The "Mad in America" Critique
Organizations like Mad in America serve as a forum for those who argue that psychiatry often pathologizes normal human responses to a "sick society." They posit that the medical model’s focus on "chemical imbalances" is a reductionist myth that ignores the profound need for meaning, community, and ritual.
The Academic Perspective
In graduate schools of psychology, the "medical model" remains the dominant pedagogy. Students are trained to "treat" and "understand" rather than to "make room for mystery." However, some programs are beginning to re-introduce "depth psychology" and "ecopsychology," recognizing that the human mind cannot be fully understood in isolation from the natural world.
Implications: Therapy in a "SICK SOCIETY"
The move toward a rites of passage-based therapy has profound implications for how we view the individual’s relationship to the world.
The Rejection of "Adjustment"
As the world faces existential threats—including climate breakdown, economic inequality, and the rise of a "global AI surveillance state"—practitioners are questioning the goal of "adjustment." As the famous quote attributed to Jiddu Krishnamurti suggests, "It is no measure of health to be well adjusted to a profoundly sick society." If a client feels "existential angst" regarding climate change or "depression" regarding the bankruptcy of modern myths, these are seen not as pathologies, but as "evolutionary intelligence."
The Role of the Therapist as Elder
In this new paradigm, the therapist’s role is akin to the shamanic healers or medicine keepers of earth-based cultures.
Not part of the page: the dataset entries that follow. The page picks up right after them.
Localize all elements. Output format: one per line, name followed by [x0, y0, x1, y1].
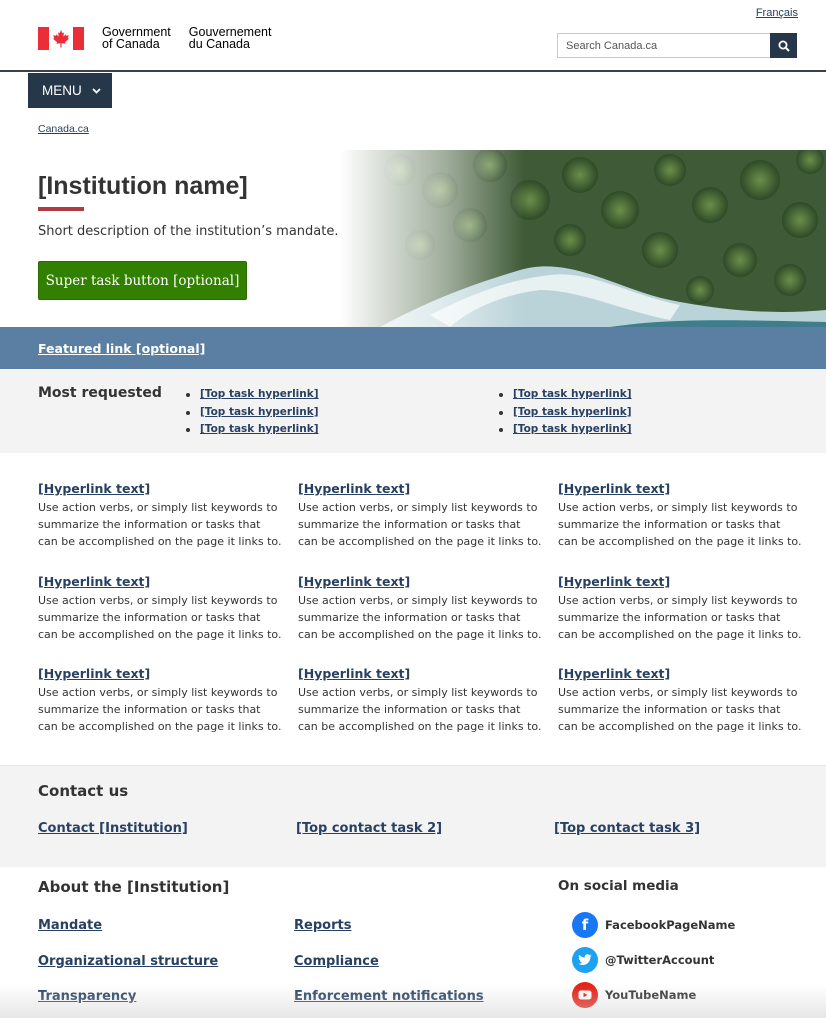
- institution-title: [Institution name]: [38, 172, 248, 200]
- service-card-link[interactable]: [Hyperlink text]: [298, 573, 543, 591]
- youtube-icon: [572, 982, 598, 1008]
- contact-section: Contact us Contact [Institution] [Top co…: [0, 765, 826, 867]
- service-card-link[interactable]: [Hyperlink text]: [38, 665, 283, 683]
- service-card: [Hyperlink text] Use action verbs, or si…: [38, 573, 283, 643]
- most-requested-title: Most requested: [38, 385, 162, 401]
- service-card-description: Use action verbs, or simply list keyword…: [558, 594, 802, 641]
- service-card-link[interactable]: [Hyperlink text]: [558, 573, 803, 591]
- title-underline: [38, 207, 84, 211]
- most-requested-list-1: [Top task hyperlink] [Top task hyperlink…: [186, 386, 319, 439]
- about-link-reports[interactable]: Reports: [294, 918, 351, 933]
- social-youtube[interactable]: YouTubeName: [572, 982, 696, 1008]
- social-twitter[interactable]: @TwitterAccount: [572, 947, 714, 973]
- service-card-link[interactable]: [Hyperlink text]: [38, 480, 283, 498]
- about-title: About the [Institution]: [38, 878, 230, 896]
- signature-fr-line2: du Canada: [188, 36, 250, 51]
- search-button[interactable]: [770, 33, 797, 58]
- about-link-transparency[interactable]: Transparency: [38, 989, 136, 1004]
- social-media-title: On social media: [558, 878, 679, 894]
- youtube-channel-name: YouTubeName: [605, 988, 697, 1002]
- signature-en-line2: of Canada: [102, 36, 160, 51]
- service-card-link[interactable]: [Hyperlink text]: [298, 665, 543, 683]
- top-task-link[interactable]: [Top task hyperlink]: [200, 406, 319, 418]
- hero-banner: [Institution name] Short description of …: [0, 150, 826, 327]
- breadcrumb-canada-link[interactable]: Canada.ca: [38, 123, 89, 135]
- list-item: [Top task hyperlink]: [499, 386, 632, 404]
- service-card: [Hyperlink text] Use action verbs, or si…: [298, 480, 543, 550]
- most-requested-section: Most requested [Top task hyperlink] [Top…: [0, 369, 826, 453]
- about-link-compliance[interactable]: Compliance: [294, 954, 379, 969]
- list-item: [Top task hyperlink]: [186, 404, 319, 422]
- facebook-page-name: FacebookPageName: [605, 918, 736, 932]
- top-task-link[interactable]: [Top task hyperlink]: [513, 388, 632, 400]
- service-card: [Hyperlink text] Use action verbs, or si…: [298, 665, 543, 735]
- list-item: [Top task hyperlink]: [186, 386, 319, 404]
- service-card: [Hyperlink text] Use action verbs, or si…: [558, 665, 803, 735]
- top-task-link[interactable]: [Top task hyperlink]: [200, 423, 319, 435]
- service-card: [Hyperlink text] Use action verbs, or si…: [558, 480, 803, 550]
- list-item: [Top task hyperlink]: [186, 421, 319, 439]
- service-card: [Hyperlink text] Use action verbs, or si…: [558, 573, 803, 643]
- service-card-description: Use action verbs, or simply list keyword…: [558, 501, 802, 548]
- service-card-description: Use action verbs, or simply list keyword…: [298, 501, 542, 548]
- search-icon: [778, 40, 790, 52]
- chevron-down-icon: [92, 87, 101, 94]
- service-card: [Hyperlink text] Use action verbs, or si…: [298, 573, 543, 643]
- list-item: [Top task hyperlink]: [499, 404, 632, 422]
- list-item: [Top task hyperlink]: [499, 421, 632, 439]
- language-toggle-link[interactable]: Français: [756, 7, 798, 19]
- service-card-link[interactable]: [Hyperlink text]: [38, 573, 283, 591]
- about-link-organizational-structure[interactable]: Organizational structure: [38, 954, 218, 969]
- service-card-description: Use action verbs, or simply list keyword…: [298, 686, 542, 733]
- search-bar: [557, 33, 797, 58]
- menu-button[interactable]: MENU: [28, 73, 112, 108]
- twitter-icon: [572, 947, 598, 973]
- social-facebook[interactable]: f FacebookPageName: [572, 912, 735, 938]
- canada-flag-icon: [38, 27, 84, 50]
- top-task-link[interactable]: [Top task hyperlink]: [513, 423, 632, 435]
- forest-river-image: [340, 150, 826, 327]
- twitter-account-name: @TwitterAccount: [605, 953, 715, 967]
- service-card-description: Use action verbs, or simply list keyword…: [38, 501, 282, 548]
- about-link-enforcement-notifications[interactable]: Enforcement notifications: [294, 989, 484, 1004]
- search-input[interactable]: [557, 33, 770, 58]
- contact-task-3-link[interactable]: [Top contact task 3]: [554, 821, 700, 836]
- service-card-link[interactable]: [Hyperlink text]: [558, 480, 803, 498]
- super-task-button[interactable]: Super task button [optional]: [38, 261, 247, 300]
- service-card-link[interactable]: [Hyperlink text]: [558, 665, 803, 683]
- top-task-link[interactable]: [Top task hyperlink]: [513, 406, 632, 418]
- service-card-description: Use action verbs, or simply list keyword…: [38, 594, 282, 641]
- facebook-icon: f: [572, 912, 598, 938]
- featured-link[interactable]: Featured link [optional]: [38, 341, 205, 356]
- service-card: [Hyperlink text] Use action verbs, or si…: [38, 665, 283, 735]
- contact-institution-link[interactable]: Contact [Institution]: [38, 821, 188, 836]
- service-card-description: Use action verbs, or simply list keyword…: [558, 686, 802, 733]
- menu-label: MENU: [42, 83, 82, 98]
- about-link-mandate[interactable]: Mandate: [38, 918, 102, 933]
- contact-task-2-link[interactable]: [Top contact task 2]: [296, 821, 442, 836]
- site-header: Français Government of Canada Gouverneme…: [0, 0, 826, 72]
- service-card-link[interactable]: [Hyperlink text]: [298, 480, 543, 498]
- service-card: [Hyperlink text] Use action verbs, or si…: [38, 480, 283, 550]
- goc-signature[interactable]: Government of Canada Gouvernement du Can…: [38, 26, 289, 51]
- contact-title: Contact us: [38, 782, 129, 800]
- service-card-description: Use action verbs, or simply list keyword…: [298, 594, 542, 641]
- institution-description: Short description of the institution’s m…: [38, 224, 339, 239]
- most-requested-list-2: [Top task hyperlink] [Top task hyperlink…: [499, 386, 632, 439]
- top-task-link[interactable]: [Top task hyperlink]: [200, 388, 319, 400]
- service-card-description: Use action verbs, or simply list keyword…: [38, 686, 282, 733]
- featured-banner: Featured link [optional]: [0, 327, 826, 369]
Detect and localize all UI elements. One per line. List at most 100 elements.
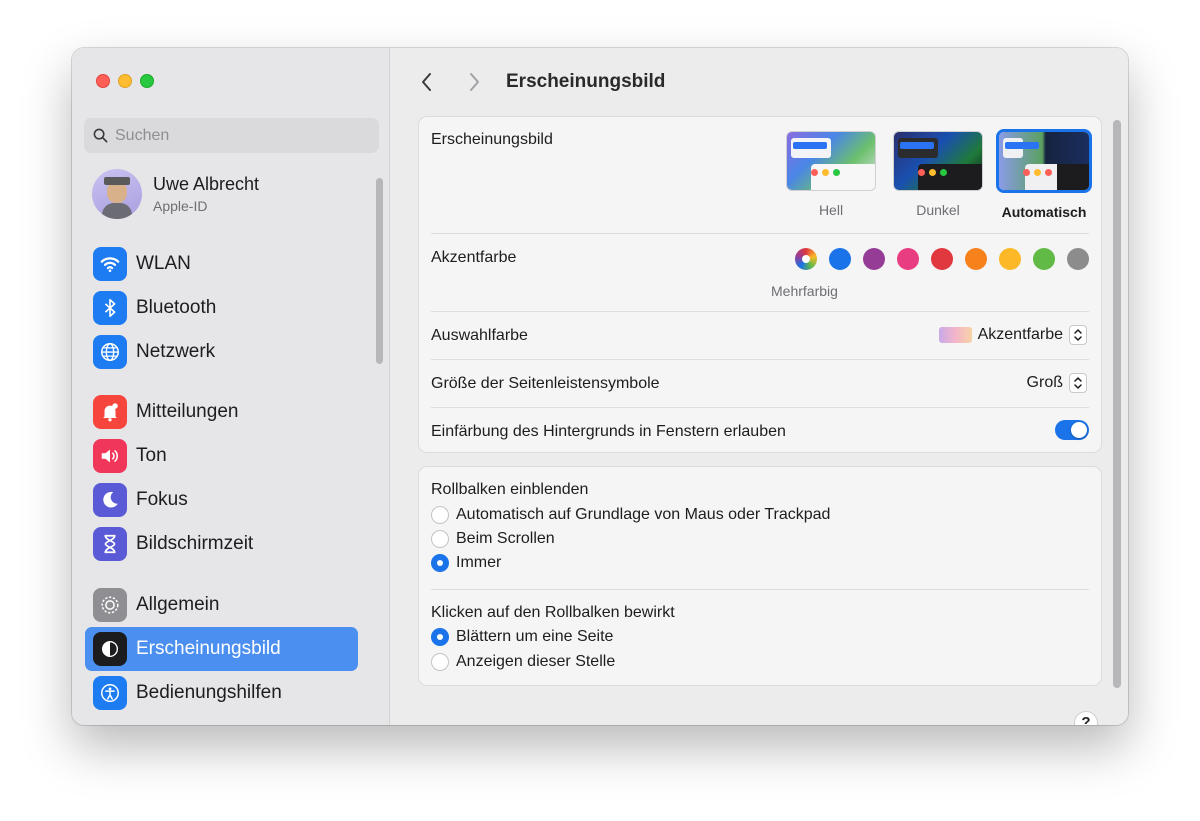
globe-icon — [93, 335, 127, 369]
theme-label: Dunkel — [916, 202, 960, 218]
radio-jump-spot[interactable]: Anzeigen dieser Stelle — [431, 653, 615, 671]
search-icon — [93, 128, 108, 143]
radio-label: Blättern um eine Seite — [456, 628, 614, 645]
radio-button[interactable] — [431, 506, 449, 524]
zoom-button[interactable] — [140, 74, 154, 88]
radio-scroll-always[interactable]: Immer — [431, 554, 501, 572]
accent-yellow[interactable] — [999, 248, 1021, 270]
minimize-button[interactable] — [118, 74, 132, 88]
theme-light[interactable]: Hell — [786, 131, 876, 218]
sidebar-group-network: WLAN Bluetooth Netzwerk — [85, 242, 358, 374]
accent-purple[interactable] — [863, 248, 885, 270]
sidebar-item-label: Bildschirmzeit — [136, 533, 254, 554]
moon-icon — [93, 483, 127, 517]
sidebar-item-bedienungshilfen[interactable]: Bedienungshilfen — [85, 671, 358, 715]
divider — [431, 233, 1089, 234]
sidebar-item-label: WLAN — [136, 253, 191, 274]
page-title: Erscheinungsbild — [506, 71, 666, 92]
click-scrollbar-label: Klicken auf den Rollbalken bewirkt — [431, 604, 675, 621]
highlight-swatch — [938, 327, 972, 343]
content-pane: Erscheinungsbild Erscheinungsbild Hell D… — [391, 48, 1128, 725]
sidebar-item-allgemein[interactable]: Allgemein — [85, 583, 358, 627]
radio-label: Immer — [456, 554, 502, 571]
sidebar-item-netzwerk[interactable]: Netzwerk — [85, 330, 358, 374]
radio-scroll-when-scrolling[interactable]: Beim Scrollen — [431, 530, 555, 548]
sidebar-item-bluetooth[interactable]: Bluetooth — [85, 286, 358, 330]
radio-scroll-auto[interactable]: Automatisch auf Grundlage von Maus oder … — [431, 506, 830, 524]
sidebar-item-label: Allgemein — [136, 594, 220, 615]
radio-button[interactable] — [431, 628, 449, 646]
theme-dark[interactable]: Dunkel — [893, 131, 983, 218]
accent-graphite[interactable] — [1067, 248, 1089, 270]
back-button[interactable] — [413, 68, 441, 96]
radio-label: Automatisch auf Grundlage von Maus oder … — [456, 506, 831, 523]
sidebar-item-wlan[interactable]: WLAN — [85, 242, 358, 286]
sidebar-item-partial — [85, 715, 358, 725]
chevron-right-icon — [470, 73, 479, 91]
sidebar-icon-size-value: Groß — [1026, 374, 1063, 391]
highlight-label: Auswahlfarbe — [431, 327, 528, 344]
accent-label: Akzentfarbe — [431, 249, 517, 266]
sidebar-item-label: Bluetooth — [136, 297, 217, 318]
divider — [431, 407, 1089, 408]
appearance-group: Erscheinungsbild Hell Dunkel Automatisch… — [418, 116, 1102, 453]
sidebar-icon-size-popup[interactable]: Groß — [1027, 373, 1087, 393]
sidebar-item-bildschirmzeit[interactable]: Bildschirmzeit — [85, 522, 358, 566]
radio-button[interactable] — [431, 653, 449, 671]
sidebar-item-label: Erscheinungsbild — [136, 638, 281, 659]
avatar — [92, 169, 142, 219]
bell-icon — [93, 395, 127, 429]
wallpaper-tinting-toggle[interactable] — [1055, 420, 1089, 440]
account-item[interactable]: Uwe Albrecht Apple-ID — [92, 169, 259, 219]
help-button[interactable]: ? — [1074, 711, 1098, 725]
search-field[interactable] — [84, 118, 379, 153]
accent-multicolor[interactable] — [795, 248, 817, 270]
accent-red[interactable] — [931, 248, 953, 270]
theme-light-preview — [786, 131, 876, 191]
theme-label: Automatisch — [1001, 204, 1087, 220]
radio-button[interactable] — [431, 554, 449, 572]
wifi-icon — [93, 247, 127, 281]
theme-auto[interactable]: Automatisch — [996, 129, 1092, 220]
accessibility-icon — [93, 676, 127, 710]
bluetooth-icon — [93, 291, 127, 325]
chevron-updown-icon — [1069, 373, 1087, 393]
scrollbar-group: Rollbalken einblenden Automatisch auf Gr… — [418, 466, 1102, 686]
sidebar-item-label: Fokus — [136, 489, 188, 510]
sidebar-item-mitteilungen[interactable]: Mitteilungen — [85, 390, 358, 434]
account-name: Uwe Albrecht — [153, 174, 260, 194]
search-input[interactable] — [115, 126, 355, 145]
sidebar-item-label: Ton — [136, 445, 167, 466]
sidebar-item-label: Netzwerk — [136, 341, 216, 362]
accent-color-picker — [795, 248, 1089, 270]
highlight-popup[interactable]: Akzentfarbe — [938, 325, 1087, 345]
sidebar-group-notifications: Mitteilungen Ton Fokus Bildschirmzeit — [85, 390, 358, 566]
sidebar-icon-size-label: Größe der Seitenleistensymbole — [431, 375, 660, 392]
sidebar-scrollbar[interactable] — [376, 178, 383, 364]
radio-jump-page[interactable]: Blättern um eine Seite — [431, 628, 613, 646]
accent-orange[interactable] — [965, 248, 987, 270]
accent-green[interactable] — [1033, 248, 1055, 270]
divider — [431, 589, 1089, 590]
radio-button[interactable] — [431, 530, 449, 548]
sidebar-item-label: Bedienungshilfen — [136, 682, 282, 703]
sidebar-item-fokus[interactable]: Fokus — [85, 478, 358, 522]
accent-caption: Mehrfarbig — [771, 283, 838, 299]
account-subtitle: Apple-ID — [153, 198, 208, 214]
appearance-label: Erscheinungsbild — [431, 131, 553, 148]
accent-blue[interactable] — [829, 248, 851, 270]
content-scrollbar[interactable] — [1113, 120, 1121, 688]
close-button[interactable] — [96, 74, 110, 88]
sidebar-item-label: Mitteilungen — [136, 401, 239, 422]
accent-pink[interactable] — [897, 248, 919, 270]
show-scrollbars-label: Rollbalken einblenden — [431, 481, 589, 498]
chevron-updown-icon — [1069, 325, 1087, 345]
divider — [431, 359, 1089, 360]
sidebar-item-erscheinungsbild[interactable]: Erscheinungsbild — [85, 627, 358, 671]
sidebar-item-ton[interactable]: Ton — [85, 434, 358, 478]
forward-button[interactable] — [460, 68, 488, 96]
sidebar-group-general: Allgemein Erscheinungsbild Bedienungshil… — [85, 583, 358, 725]
hourglass-icon — [93, 527, 127, 561]
chevron-left-icon — [422, 73, 431, 91]
theme-auto-preview — [996, 129, 1092, 193]
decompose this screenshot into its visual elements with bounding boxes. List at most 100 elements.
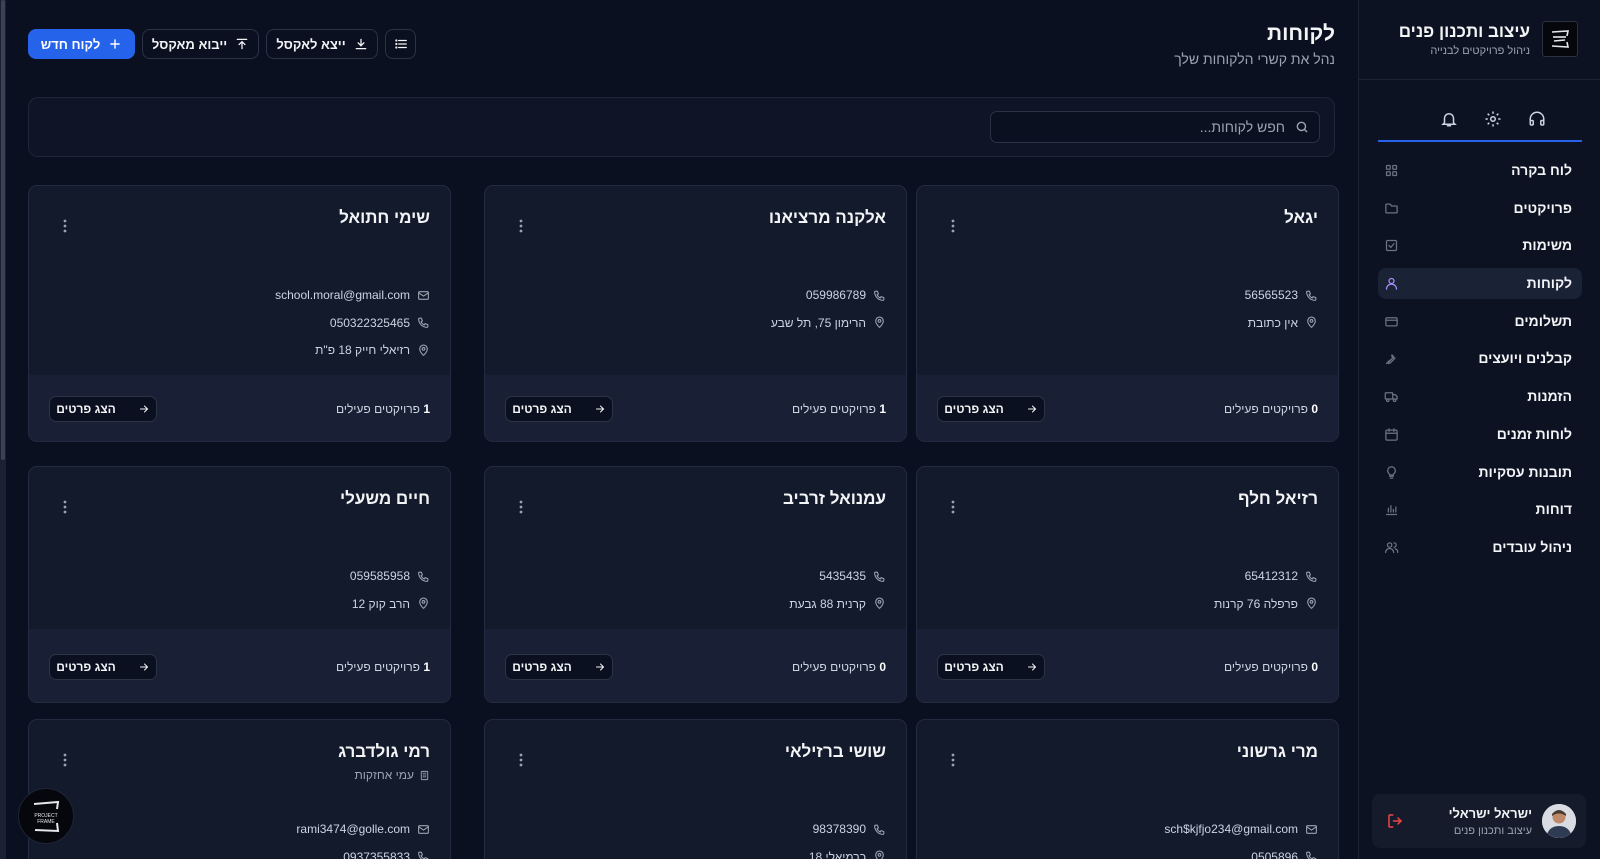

The session becomes a "ceremonial act," providing a "containment" for the client to scream, weep, or sit in the "stark, leafless forest" of their own despair. The goal is not to rush toward "spring" but to stay with the "winter" long enough for transmutational work to occur.
A Collective Rite of Passage
Ultimately, advocates suggest that the field of psychology itself is undergoing a rite of passage. Practitioners are being tasked with "disidentifying" from the false promises of unending progress and individual achievement. By reclaiming the "mystery at the center of life," therapy may shift from a tool of social conformity to a gateway for ecological and spiritual awakening.
As Wendell Berry wrote, "The impeded stream is the one that sings." For the modern patient, the "impediment" of depression or anxiety may not be a roadblock to life, but the very thing that gives their life its song—provided they have a guide willing to walk with them through the threshold.